Masson pointed to the decades-old Trans Mountain Pipeline, and its associated agreements with local communities and First Nations reached over years, as a “very good base” for any pipeline proponent taking the southern route to work off.
As the Liberal government agreed to uphold the oil tanker ban on B.C.’s North Coast, Conservative Leader Pierre Poilievre called the moratorium ‘ridiculous,’ saying that ‘the best way to diversity is by permitting a pipeline’ to Prince Rupert or Kitimat, B.C.
Indeed, the federally-owned Trans Mountain Corporation is set to plan and construct the new pipeline, working closely with the Pembina Pipeline Corporation.
But the lack of a northern route continues to have critics — with Conservative Leader Pierre Poilievre saying a northern route would allow Canada to access Asian markets far easier.
Poilievre told a news conference that it “takes about 36 hours less time to get to Asia from northern B.C. as it does from southern B.C.” due to geography and the curvature of the earth — reasons he believes “the best place to put a pipeline is to Prince Rupert or Kitimat.”
But Masson said he had yet to see capital cost estimates for either a northern route or southern route.
Prime Minister Mark Carney says his government is committed to ‘maintaining’ the federal tanker ban on B.C.’s North Coast. At a press conference with B.C. Premier David Eby, Carney said the moratorium will stay in place ‘in accordance’ with any proposed route for a new oil pipeline from Alberta.
He said arguments that a northern route would be more efficient were “pure speculation” at this point.
“Once oil is on a tanker, the difference between Vancouver or Prince Rupert going to Asia is probably a few cents because it’s very inexpensive to move oil on a tanker,” he said.
“The key is how big is the tanker.

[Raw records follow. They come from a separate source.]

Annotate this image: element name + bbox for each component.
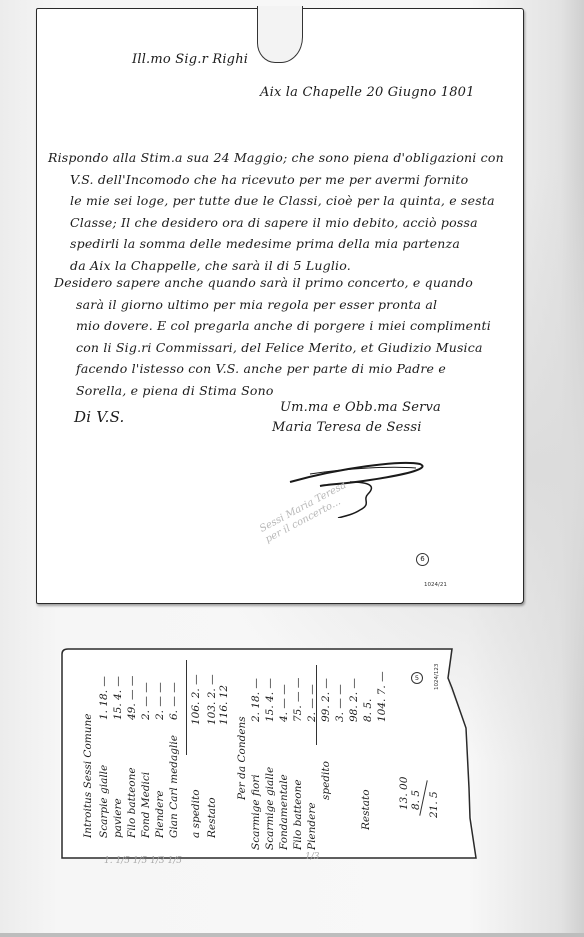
slip-value: 4. — — bbox=[278, 684, 290, 722]
slip-value: 21. 5 bbox=[428, 791, 440, 818]
slip-item: Scarpie gialle bbox=[98, 765, 110, 838]
slip-value: 103. 2. — bbox=[206, 674, 218, 725]
text-line: con li Sig.ri Commissari, del Felice Mer… bbox=[54, 337, 491, 359]
signature: Maria Teresa de Sessi bbox=[272, 420, 422, 435]
slip-heading: Introitus Sessi Comune bbox=[82, 714, 94, 838]
slip-item: Piendere bbox=[154, 790, 166, 838]
slip-item: Fondamentale bbox=[278, 774, 290, 850]
slip-item: Piendere bbox=[306, 802, 318, 850]
text-line: le mie sei loge, per tutte due le Classi… bbox=[48, 190, 504, 212]
slip-heading: Per da Condens bbox=[236, 716, 248, 800]
letter-dateline: Aix la Chapelle 20 Giugno 1801 bbox=[260, 85, 475, 100]
slip-value: 106. 2. — bbox=[190, 674, 202, 725]
letter-archive-number: 1024/21 bbox=[424, 582, 447, 588]
slip-item: Restato bbox=[360, 789, 372, 830]
slip-item: Scarmige fiori bbox=[250, 774, 262, 850]
slip-value: 3. — — bbox=[334, 684, 346, 722]
slip-archive-number: 1024/123 bbox=[434, 664, 440, 690]
text-line: mio dovere. E col pregarla anche di porg… bbox=[54, 315, 491, 337]
slip-value: 116. 12 bbox=[218, 685, 230, 725]
signature-flourish-icon bbox=[250, 438, 450, 518]
slip-item: Filo batteone bbox=[292, 779, 304, 850]
slip-item: spedito bbox=[320, 761, 332, 800]
closing-servant: Um.ma e Obb.ma Serva bbox=[280, 400, 441, 415]
slip-item: Scarmige gialle bbox=[264, 767, 276, 850]
slip-item: Filo batteone bbox=[126, 767, 138, 838]
slip-value: 1. 18. — bbox=[98, 676, 110, 720]
slip-value: 98. 2. — bbox=[348, 678, 360, 722]
slip-value: 15. 4. — bbox=[112, 676, 124, 720]
slip-value: 15. 4. — bbox=[264, 678, 276, 722]
letter-salutation: Ill.mo Sig.r Righi bbox=[132, 52, 248, 67]
slip-value: 75. — — bbox=[292, 678, 304, 722]
sum-rule bbox=[186, 660, 187, 755]
scan-bottom-edge bbox=[0, 933, 584, 937]
slip-item: paviere bbox=[112, 798, 124, 838]
letter-page-number: 6 bbox=[416, 553, 429, 566]
slip-value: 99. 2. — bbox=[320, 678, 332, 722]
slip-page-number: 5 bbox=[411, 672, 423, 684]
slip-value: 2. — — bbox=[154, 682, 166, 720]
text-line: V.S. dell'Incomodo che ha ricevuto per m… bbox=[48, 169, 504, 191]
below-slip-pencil: 1. 1/5 1/5 1/3 1/5 bbox=[104, 856, 182, 866]
text-line: Desidero sapere anche quando sarà il pri… bbox=[54, 272, 491, 294]
slip-value: 104. 7. — bbox=[376, 671, 388, 722]
slip-value: 8. 5. bbox=[362, 699, 374, 722]
text-line: Rispondo alla Stim.a sua 24 Maggio; che … bbox=[48, 147, 504, 169]
sum-rule bbox=[316, 665, 317, 745]
below-slip-pencil-2: 1/3 bbox=[305, 852, 319, 862]
text-line: facendo l'istesso con V.S. anche per par… bbox=[54, 358, 491, 380]
letter-paragraph-1: Rispondo alla Stim.a sua 24 Maggio; che … bbox=[48, 147, 504, 276]
slip-item: Restato bbox=[206, 797, 218, 838]
text-line: sarà il giorno ultimo per mia regola per… bbox=[54, 294, 491, 316]
slip-item: Fond Medici bbox=[140, 772, 152, 838]
torn-notch bbox=[257, 6, 303, 63]
slip-item: a spedito bbox=[190, 789, 202, 838]
closing-di-vs: Di V.S. bbox=[74, 408, 124, 426]
slip-value: 6. — — bbox=[168, 682, 180, 720]
slip-value: 49. — — bbox=[126, 676, 138, 720]
text-line: Sorella, e piena di Stima Sono bbox=[54, 380, 491, 402]
slip-item: Gian Carl medaglie bbox=[168, 735, 180, 838]
text-line: Classe; Il che desidero ora di sapere il… bbox=[48, 212, 504, 234]
text-line: spedirli la somma delle medesime prima d… bbox=[48, 233, 504, 255]
slip-value: 2. — — bbox=[140, 682, 152, 720]
slip-value: 13. 00 bbox=[398, 777, 410, 810]
slip-value: 2. 18. — bbox=[250, 678, 262, 722]
letter-paragraph-2: Desidero sapere anche quando sarà il pri… bbox=[54, 272, 491, 401]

So if we could see Roberts Bank as the port — and it allows for VLCC (very large crude carriers) — then that’s the the best way to be efficient and and that would be great for Canada.”
Challenge to project
The RBT2 expansion is not without its critics, even as the Vancouver Fraser Port Authority argues it is vital to strengthen Canada’s trade infrastructure.
Last year, a Federal Court judge dismissed a lawsuit by environmental groups that said the expansion project would destroy vital chinook salmon habitat, threatening the survival of southern resident killer whales that rely on salmon for food.

In a statement on Thursday, the Wilderness Committee — one of the groups that filed the lawsuit — said the RBT2 project would lead to increased tanker traffic and the risk of a devastating oil spill.
“Prime Minister Carney is showing us his enthusiastic willingness to accept and fund the extinction of endangered species and a future where oil and private profit are more valuable than the entire Salish Sea ecosystem,” said Lucero González, a campaigner with the group.
While the federal government has committed $10 billion to the RBT2 project and the expansion of the Port of Vancouver trade corridor, the Wilderness Committee said the RBT2 project has yet to receive its final federal permit under the Species at Risk Act.
Laura Jones, the CEO of the Business Council of B.C., said the federal funds for the Port of Vancouver expansion showed that there was a commitment from Ottawa to diversify trade — something she argued was critical given political headwinds.
“Earlier this week, the U.S. made it clear they’re going year-by-year now with the Canada-U.S.-Mexico Agreement,” he said.
“And so we don’t have the stability and the certainty that we once had with our biggest trading partner.”